Shaftesbury, like Kingsley, was apt to meddle in things of the mind which he did not fully understand. But if it was a matter of cholera or climbing boys they both knew that the flabby iniquities of self-interest could be fought successfully in their day by an appeal to the public conscience, and they took firm hold of the weapons most apt to their hands. Kingsley’s weapons were novels like Yeast or Alton Locke; Shaftesbury’s, a series of parliamentary commissions of enquiry followed up by a speech proposing a bill to correct the abuses the commission uncovered. A famous cartoon depicts Shaftesbury as Jack Cade,(4) with his staff raised against the shields of law and order as held by Sir Robert Peel and Sir James Graham. Shaftesbury expressed parliamentary indignation when the opponents of his Ten Hours Bill enlarged upon the Jack Cade theme in debate, but one would not judge that he was not altogether displeased by the comparison.
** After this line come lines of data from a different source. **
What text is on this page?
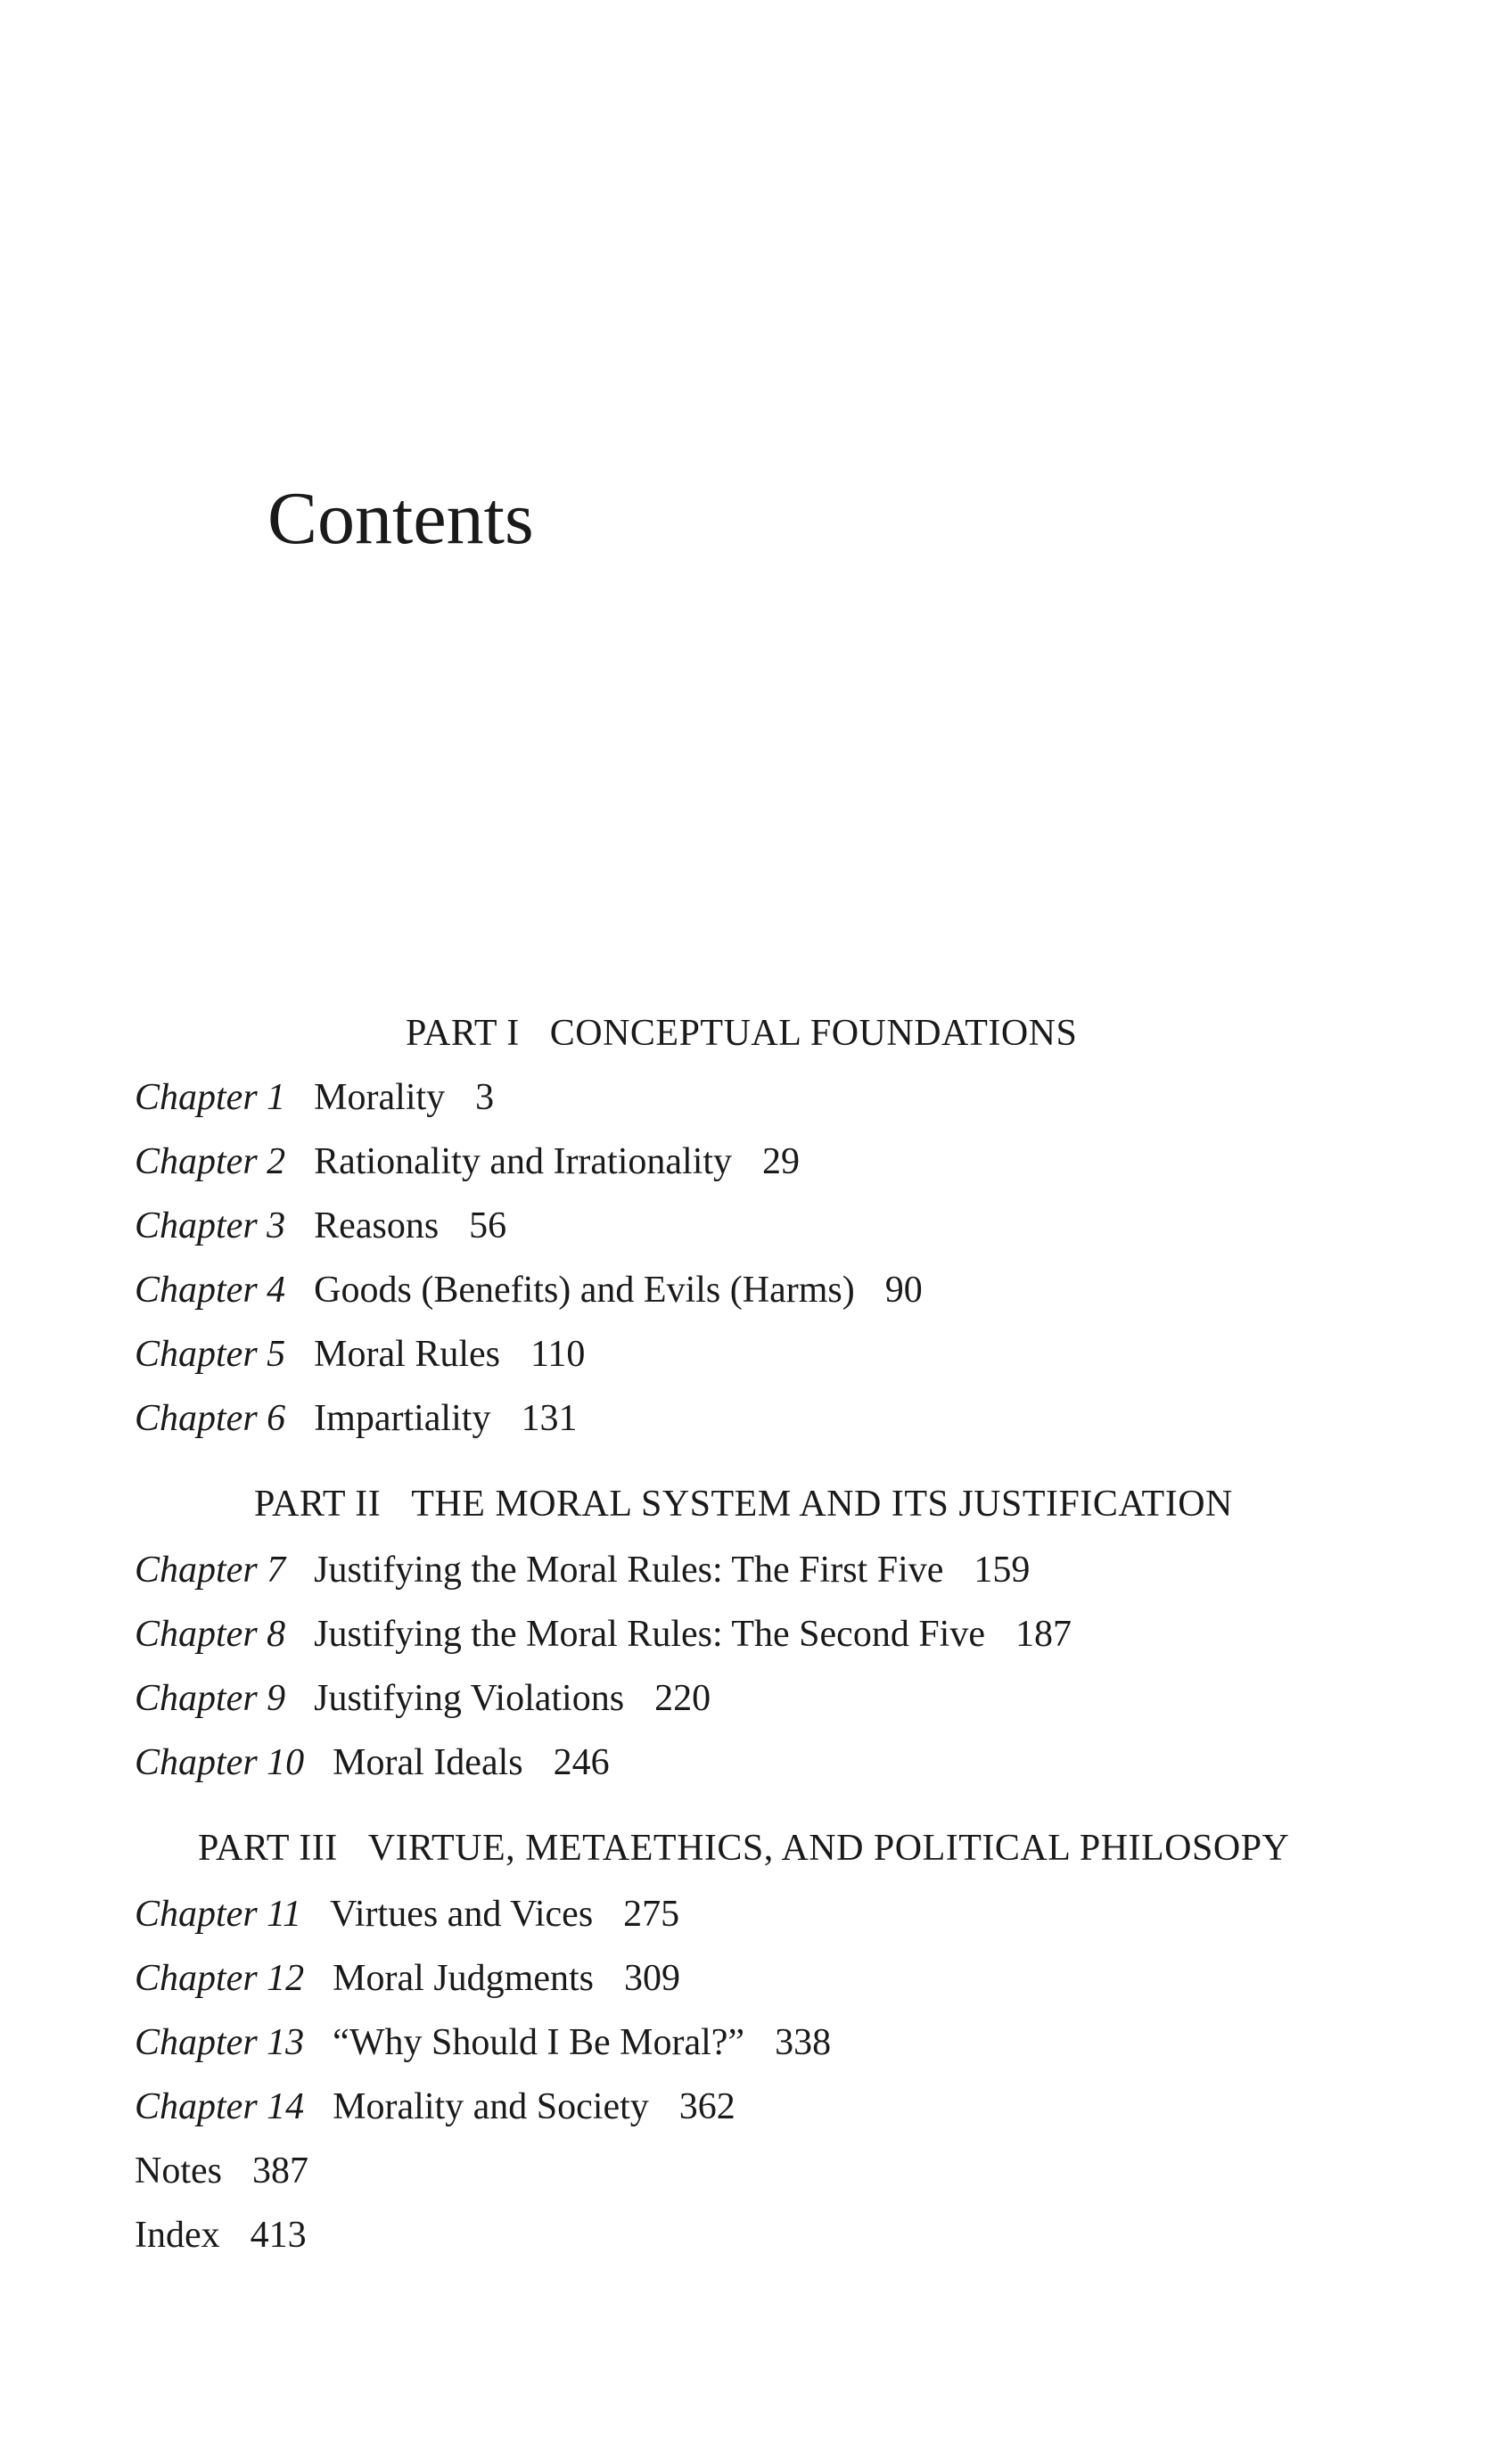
Contents
PART I CONCEPTUAL FOUNDATIONS
Chapter 1 Morality 3
Chapter 2 Rationality and Irrationality 29
Chapter 3 Reasons 56
Chapter 4 Goods (Benefits) and Evils (Harms) 90
Chapter 5 Moral Rules 110
Chapter 6 Impartiality 131
PART II THE MORAL SYSTEM AND ITS JUSTIFICATION
Chapter 7 Justifying the Moral Rules: The First Five 159
Chapter 8 Justifying the Moral Rules: The Second Five 187
Chapter 9 Justifying Violations 220
Chapter 10 Moral Ideals 246
PART III VIRTUE, METAETHICS, AND POLITICAL PHILOSOPY
Chapter 11 Virtues and Vices 275
Chapter 12 Moral Judgments 309
Chapter 13 “Why Should I Be Moral?” 338
Chapter 14 Morality and Society 362
Notes 387
Index 413
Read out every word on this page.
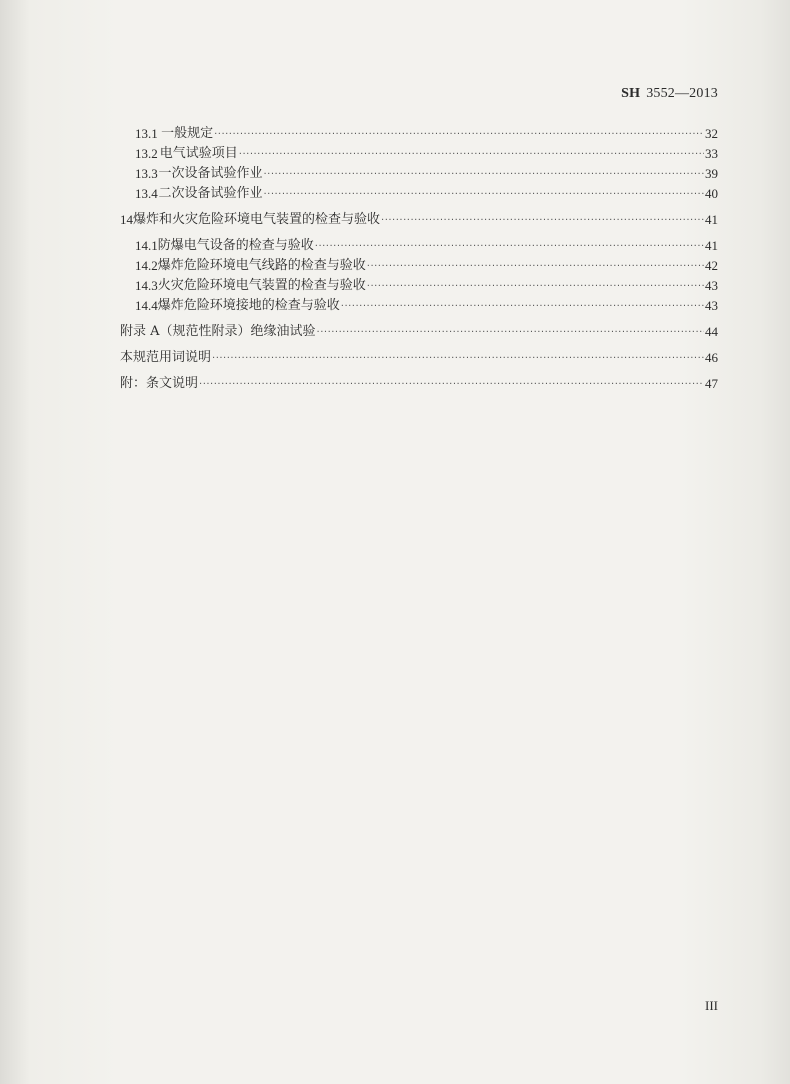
SH 3552—2013
13.1 一般规定 ·····	32
13.2 电气试验项目 ·····	33
13.3 一次设备试验作业 ·····	39
13.4 二次设备试验作业 ·····	40
14 爆炸和火灾危险环境电气装置的检查与验收 ·····	41
14.1 防爆电气设备的检查与验收 ·····	41
14.2 爆炸危险环境电气线路的检查与验收 ·····	42
14.3 火灾危险环境电气装置的检查与验收 ·····	43
14.4 爆炸危险环境接地的检查与验收 ·····	43
附录 A（规范性附录）绝缘油试验 ·····	44
本规范用词说明 ·····	46
附：条文说明 ·····	47
III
He thought of himself continually as the lonely champion of the oppressed, and history
largely endorses the verdict. He was one of those rare men in whom strong principles find a ready outlet in significant actions. It is the considered judgment of one who is not given to fulsome praise and who finds much to criticize in Shaftesbury, that “his life was not only one of the most selfless that a public man has ever lived but one of the most effective.”(5)
>>Chapter 2 - Good Samaritan
(1) All quotations from Shaftesbury’s Diary, Letters, and Speeches, unless otherwise stated, are made from Edwin Hodder’s The Life and Work of the Seventh Earl of Shaftesbury, K.G., 3 volumes, Cassell & Company, 1886. References for these quotations will be found in an Appendix).
(2) “During a public life of half a century, he devoted the influence of his station, the strong sympathies of his heart, and the great powers of his mind to honouring God by serving his fellow men. An example to his order. A blessing to this people. And a name by them to be ever gratefully remembered.”
(3) Lord Shaftesbury—a Portrait, Florence M. G. Higham, S.C.M. Press, 1945.
(4) Reproduced in Noble Lord, The Life of the Seventh Earl of Shaftesbury, by Barbara Blackburn, Home & van Thal, 1949.
(5) M. B. Reckitt, Maurice to Temple, Faber, 1947, p. 108.